VE7RF wrote:
The rules on setbacks upsets me. To have a tower fall full length and
still remain on your own property is pretty tough if a ham lived on a
typ city lot..like 50' x 120' or similar. Freestanding towers, like
Trylons are designed to break at the 40' level..and not at the
base.They will not fall full length. A UST crank up is the same
deal, they break 3 x sections up.
Now if a 100' tall tree on my own property, falls down on my neighbors'
house, the neighbors' own house insurance covers the damage. If the
neighbor does not have insurance, he is outa
luck. My insurance does NOT cover my neighbors' home. Same deal with my
tower.
--
this brings up a couple interesting issues..
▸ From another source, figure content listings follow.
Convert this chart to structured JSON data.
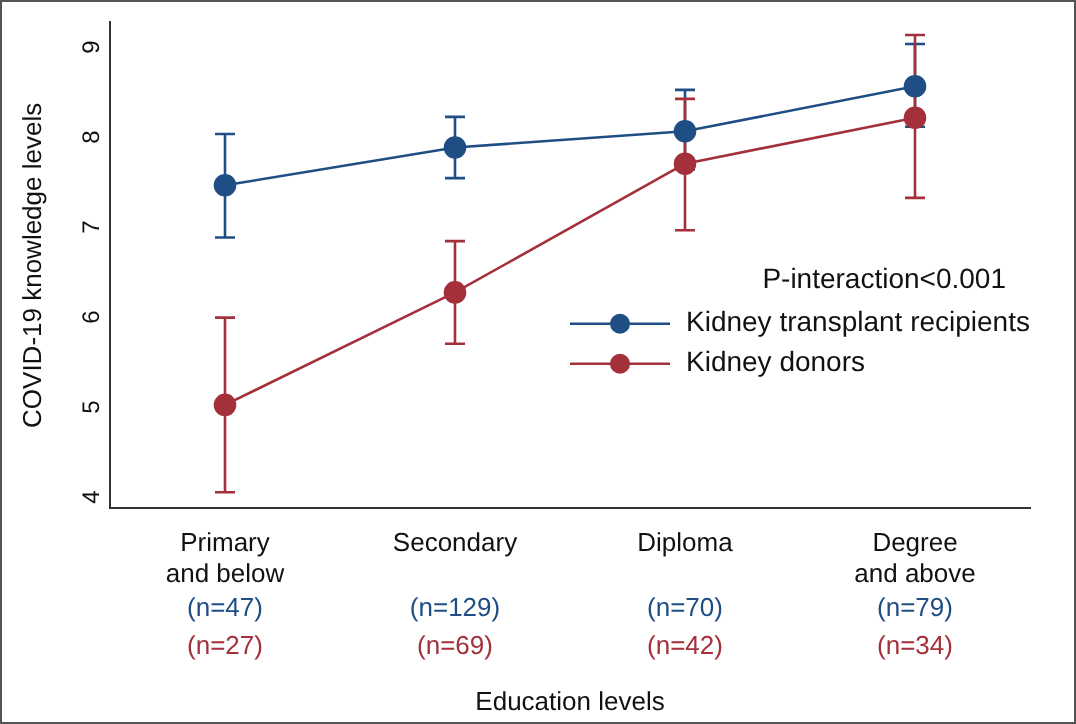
{
  "chart_data": {
    "type": "line",
    "xlabel": "Education levels",
    "ylabel": "COVID-19 knowledge levels",
    "categories": [
      "Primary and below",
      "Secondary",
      "Diploma",
      "Degree and above"
    ],
    "series": [
      {
        "name": "Kidney transplant recipients",
        "color": "#1f4e85",
        "values": [
          7.39,
          7.81,
          7.99,
          8.49
        ],
        "errors": [
          [
            6.81,
            7.96
          ],
          [
            7.47,
            8.15
          ],
          [
            7.57,
            8.45
          ],
          [
            8.04,
            8.96
          ]
        ]
      },
      {
        "name": "Kidney donors",
        "color": "#a3303a",
        "values": [
          4.95,
          6.2,
          7.63,
          8.14
        ],
        "errors": [
          [
            3.98,
            5.92
          ],
          [
            5.63,
            6.77
          ],
          [
            6.89,
            8.35
          ],
          [
            7.25,
            9.06
          ]
        ]
      }
    ],
    "ylim": [
      3.8,
      9.2
    ],
    "yticks": [
      4,
      5,
      6,
      7,
      8,
      9
    ],
    "grid": false,
    "legend": "right",
    "marker": "circle",
    "line_style": "solid",
    "annotations": [
      "P-interaction<0.001",
      "(n=47)",
      "(n=27)",
      "(n=129)",
      "(n=69)",
      "(n=70)",
      "(n=42)",
      "(n=79)",
      "(n=34)"
    ]
  }
}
You say designed to break at a particular point. I hadn't seen that in
any of the drawings I've seen, but then, I wouldn't think they would put
a dashed line and arrow in a bubble saying >Break here. But it is an
interesting concept.
The question would be whether it would fly in a regulatory context. It's
well known that tall skinny freestanding things tend to break somewhere
when falling (chimneys, pencil points), but I don't know that it's
something that can be convincingly "designed in" in a way that will
cover ALL circumstances. If the tower is strong enough, it WILL fall in
one intact piece. (e.g. 200-300 foot trees fall over without breaking
in the middle)
The tower vs tree thing is more about "manmade" vs "natural feature"..
and, I suspect that if you had a big tree with obvious defects in it and
it fell on someone else's stuff, you'd wind up with liability. All what
a "reasonable person" would have done to mitigate the obvious danger.